8 of 9 people found the following review helpful
5.0 out of 5 stars What do Evangelicals really believe? Find out here. Aug 28 2004
By Angela M. Hey - Published on Amazon.com
Format:Paperback
The cover is plain, the color is dark and the spine is relatively thin - so I probably would never have bought this book. However, I am glad I was sent this book by John Stott Ministries as it gives a very clear, reasoned account of what people who call themselves evangelicals believe.

John Stott says in the preface "This is how I would wish to be remembered and judged...". The style is vintage Stott - reasoned from the Holy Bible, balanced and clearly articulated.

Three main chapters - the Revelation of God, the Cross of Christ and the Ministry of the Holy Spirit - expound why the Trinity is the foundation for Christian belief. See Stott's book the Cross of Christ if you need more depth on the 2nd topic.

This is Stott's wake up call for Christians. He (and God's Spirit speaking through him to some people) urges evangelicals to strive for unity, integrity and faithfulness - something that is increasingly lacking.

Action - as an outcome of beliefs - is demanded of the Christian.

Hence, the pleas for Bible-believing Christians to stand for evangelical integrity, stability, truth, unity and endurance.

It urges Christians to speak out for their faith and "contend for the gospel", warning that those who do are likely to suffer.

There are some useful lists in the book:

1. 6 differences between General and Special (or supernatural) revelation of God

2. Beliefs that the Age of Enlightenment declared

3. 4 ways in which Jesus exercises authority in the church today

4. Texts that summarize what the apostles had to say about the death of Jesus

5. 5 aspects of justification

6. Features of evangelicalism

7. 4 aspects or regeneration or new birth (as in Born Again Christian)

8. 6 aspects of the gospel (good news - the essential message that Christians are urged to promote)

9. 6 post Lausanne Congress (1975) evangelical groups - from Peter Beyerhaus

10. 6 evangelical fundamentals from Jim Packer

Preachers - this is a great source of homily material - much of the book is written in the style of a 3-point sermon, for example 3 words that describe the evangelical view of the Bible - perspicuity, sufficiency and inerrancy.

It is worth spending a long Sunday afternoon (or two) reading the book - but put it on your shelf as a reference book that you can refer to when you want to explain, follow, debate or understand evangelical beliefs.

Finally, this humble looking book ends with a brief postcript in which Stott concludes "the supreme quality which the evangelical faith engenders (or should do) is humility". Now I see why the cover was so plain!
7 of 8 people found the following review helpful
5.0 out of 5 stars A great summary of evangelical faith July 18 2006
By Mr.
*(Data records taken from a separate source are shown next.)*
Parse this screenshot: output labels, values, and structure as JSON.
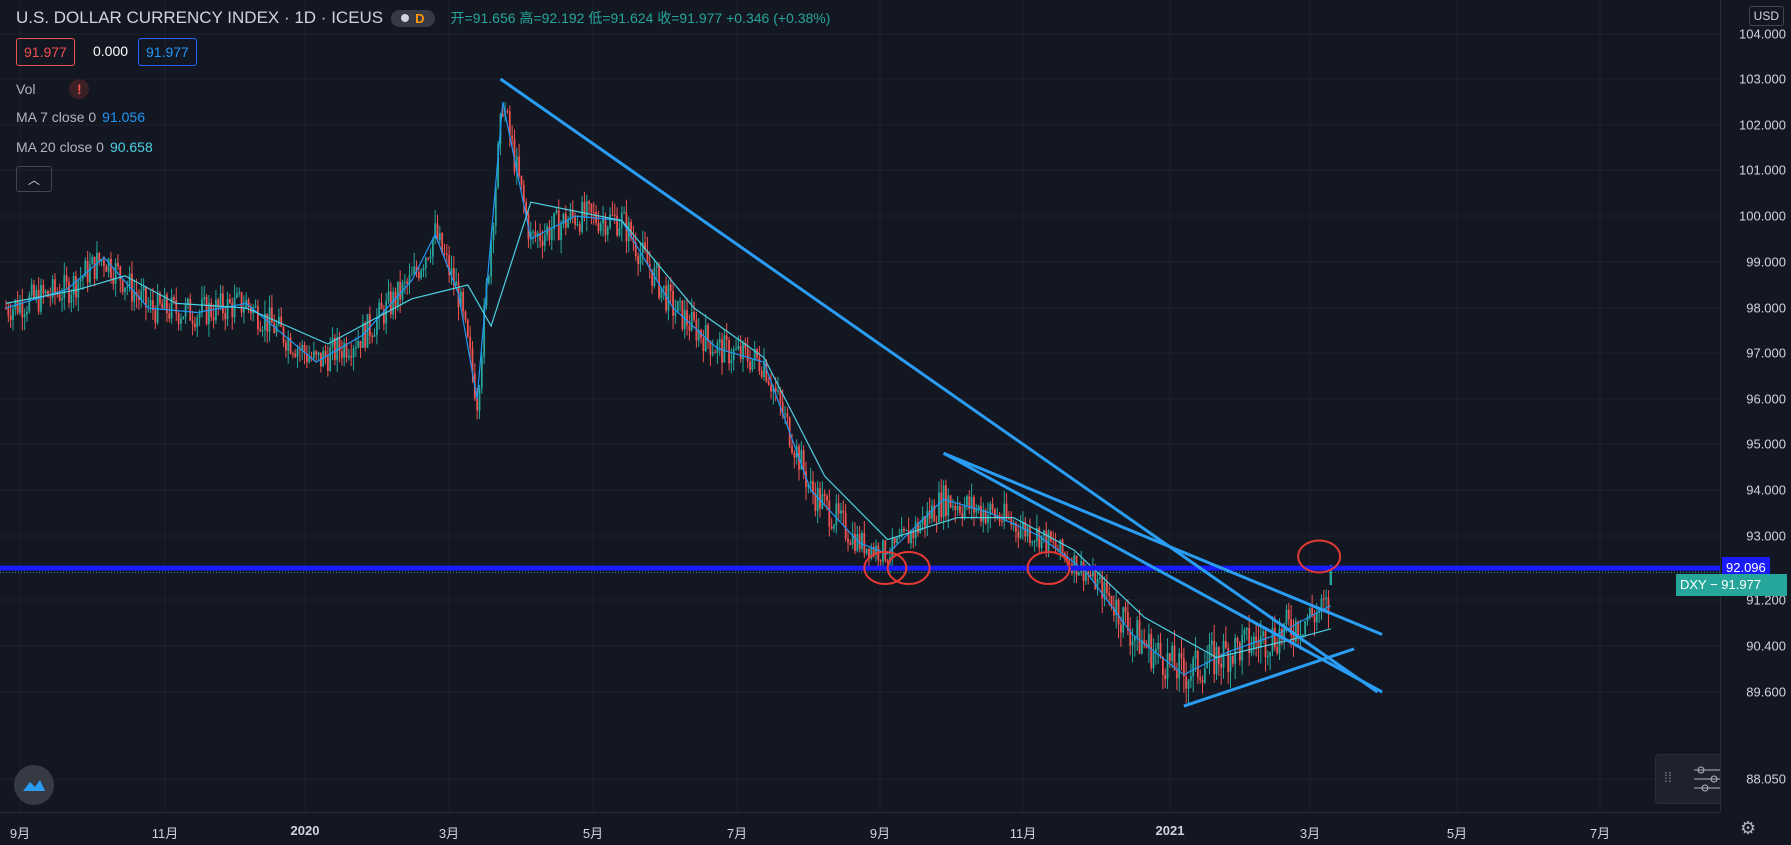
{
  "header": {
    "title": "U.S. DOLLAR CURRENCY INDEX · 1D · ICEUS",
    "interval": "D",
    "ohlc": "开=91.656 高=92.192 低=91.624 收=91.977 +0.346 (+0.38%)"
  },
  "values_row": {
    "box1": "91.977",
    "plain": "0.000",
    "box2": "91.977"
  },
  "indicators": {
    "vol": "Vol",
    "ma7_label": "MA 7 close 0",
    "ma7_value": "91.056",
    "ma20_label": "MA 20 close 0",
    "ma20_value": "90.658"
  },
  "price_axis": {
    "currency": "USD",
    "labels": [
      "104.000",
      "103.000",
      "102.000",
      "101.000",
      "100.000",
      "99.000",
      "98.000",
      "97.000",
      "96.000",
      "95.000",
      "94.000",
      "93.000",
      "91.200",
      "90.400",
      "89.600",
      "88.050"
    ],
    "hline_tag": "92.096",
    "last_tag": "DXY − 91.977"
  },
  "time_axis": {
    "labels": [
      "9月",
      "11月",
      "2020",
      "3月",
      "5月",
      "7月",
      "9月",
      "11月",
      "2021",
      "3月",
      "5月",
      "7月"
    ],
    "bold": [
      "2020",
      "2021"
    ]
  },
  "colors": {
    "up": "#26a69a",
    "down": "#ef5350",
    "ma7": "#2196f3",
    "ma20": "#4dd0e1",
    "trend": "#2a9df4",
    "hline": "#1a1aff",
    "circle": "#e53935"
  },
  "chart_data": {
    "type": "line",
    "symbol": "DXY",
    "title": "U.S. DOLLAR CURRENCY INDEX",
    "ylim": [
      88.05,
      104
    ],
    "price_scale": "non-linear",
    "x_range": [
      "2019-08-20",
      "2021-08-01"
    ],
    "series": [
      {
        "name": "MA 7 close 0",
        "color": "#2196f3",
        "points": [
          [
            "2019-08-20",
            98.0
          ],
          [
            "2019-09-15",
            98.4
          ],
          [
            "2019-10-01",
            99.1
          ],
          [
            "2019-10-20",
            98.0
          ],
          [
            "2019-11-10",
            97.9
          ],
          [
            "2019-12-01",
            98.1
          ],
          [
            "2019-12-31",
            96.8
          ],
          [
            "2020-01-20",
            97.4
          ],
          [
            "2020-02-10",
            98.6
          ],
          [
            "2020-02-20",
            99.6
          ],
          [
            "2020-03-01",
            98.3
          ],
          [
            "2020-03-09",
            96.0
          ],
          [
            "2020-03-20",
            102.5
          ],
          [
            "2020-04-01",
            99.5
          ],
          [
            "2020-04-20",
            100.0
          ],
          [
            "2020-05-10",
            99.9
          ],
          [
            "2020-06-01",
            98.0
          ],
          [
            "2020-06-20",
            97.1
          ],
          [
            "2020-07-10",
            96.8
          ],
          [
            "2020-07-30",
            94.0
          ],
          [
            "2020-08-20",
            92.8
          ],
          [
            "2020-09-01",
            92.5
          ],
          [
            "2020-09-25",
            93.8
          ],
          [
            "2020-10-15",
            93.5
          ],
          [
            "2020-11-05",
            93.0
          ],
          [
            "2020-11-25",
            92.0
          ],
          [
            "2020-12-15",
            90.6
          ],
          [
            "2021-01-06",
            89.9
          ],
          [
            "2021-01-25",
            90.3
          ],
          [
            "2021-02-15",
            90.6
          ],
          [
            "2021-03-05",
            91.0
          ],
          [
            "2021-03-10",
            91.1
          ]
        ]
      },
      {
        "name": "MA 20 close 0",
        "color": "#4dd0e1",
        "points": [
          [
            "2019-08-20",
            98.1
          ],
          [
            "2019-09-20",
            98.4
          ],
          [
            "2019-10-10",
            98.7
          ],
          [
            "2019-11-01",
            98.1
          ],
          [
            "2019-12-01",
            98.0
          ],
          [
            "2020-01-05",
            97.2
          ],
          [
            "2020-02-10",
            98.2
          ],
          [
            "2020-03-05",
            98.5
          ],
          [
            "2020-03-15",
            97.6
          ],
          [
            "2020-04-01",
            100.3
          ],
          [
            "2020-05-10",
            99.9
          ],
          [
            "2020-06-10",
            98.0
          ],
          [
            "2020-07-10",
            96.9
          ],
          [
            "2020-08-05",
            94.3
          ],
          [
            "2020-09-01",
            92.9
          ],
          [
            "2020-10-01",
            93.4
          ],
          [
            "2020-10-25",
            93.4
          ],
          [
            "2020-11-20",
            92.6
          ],
          [
            "2020-12-20",
            90.9
          ],
          [
            "2021-01-20",
            90.2
          ],
          [
            "2021-02-20",
            90.5
          ],
          [
            "2021-03-10",
            90.7
          ]
        ]
      }
    ],
    "trendlines": [
      {
        "from": [
          "2020-03-19",
          103.0
        ],
        "to": [
          "2021-03-30",
          89.6
        ]
      },
      {
        "from": [
          "2020-09-25",
          94.8
        ],
        "to": [
          "2021-04-01",
          90.6
        ]
      },
      {
        "from": [
          "2020-09-25",
          94.8
        ],
        "to": [
          "2021-04-01",
          89.6
        ]
      },
      {
        "from": [
          "2021-01-06",
          89.35
        ],
        "to": [
          "2021-03-20",
          90.35
        ]
      }
    ],
    "horizontal_line": 92.096,
    "last_price": 91.977,
    "marked_lows": [
      [
        "2020-08-31",
        92.1
      ],
      [
        "2020-09-10",
        92.1
      ],
      [
        "2020-11-09",
        92.1
      ],
      [
        "2021-03-05",
        92.2
      ]
    ]
  }
}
Timothy R. Escott - Published on Amazon.com
Format:Paperback|Amazon Verified Purchase
Stott presents a short, but very solid book on the basics of evangelicalism.

First, he negatively defines evangelicalism by way of comparing with the two poles of fundamentalism and liberalism, and then takes the rest of the book to make a positive definition under three basic subjects: Revelation of God, the cross, and the work of the holy spirit.

It was particularly impressive to see Stott draw very distinctive lines between what is and what is not evangelicalism in places where is it necessary, and to make it clear in other places that sometimes the lines are not and cannot be so distinct.

I found this book to be very helpful in understanding the scope of evangelicalism - particularly for me that it has a wider scope than what I sometimes thought, and also in clearly defining what is not evangelicalism.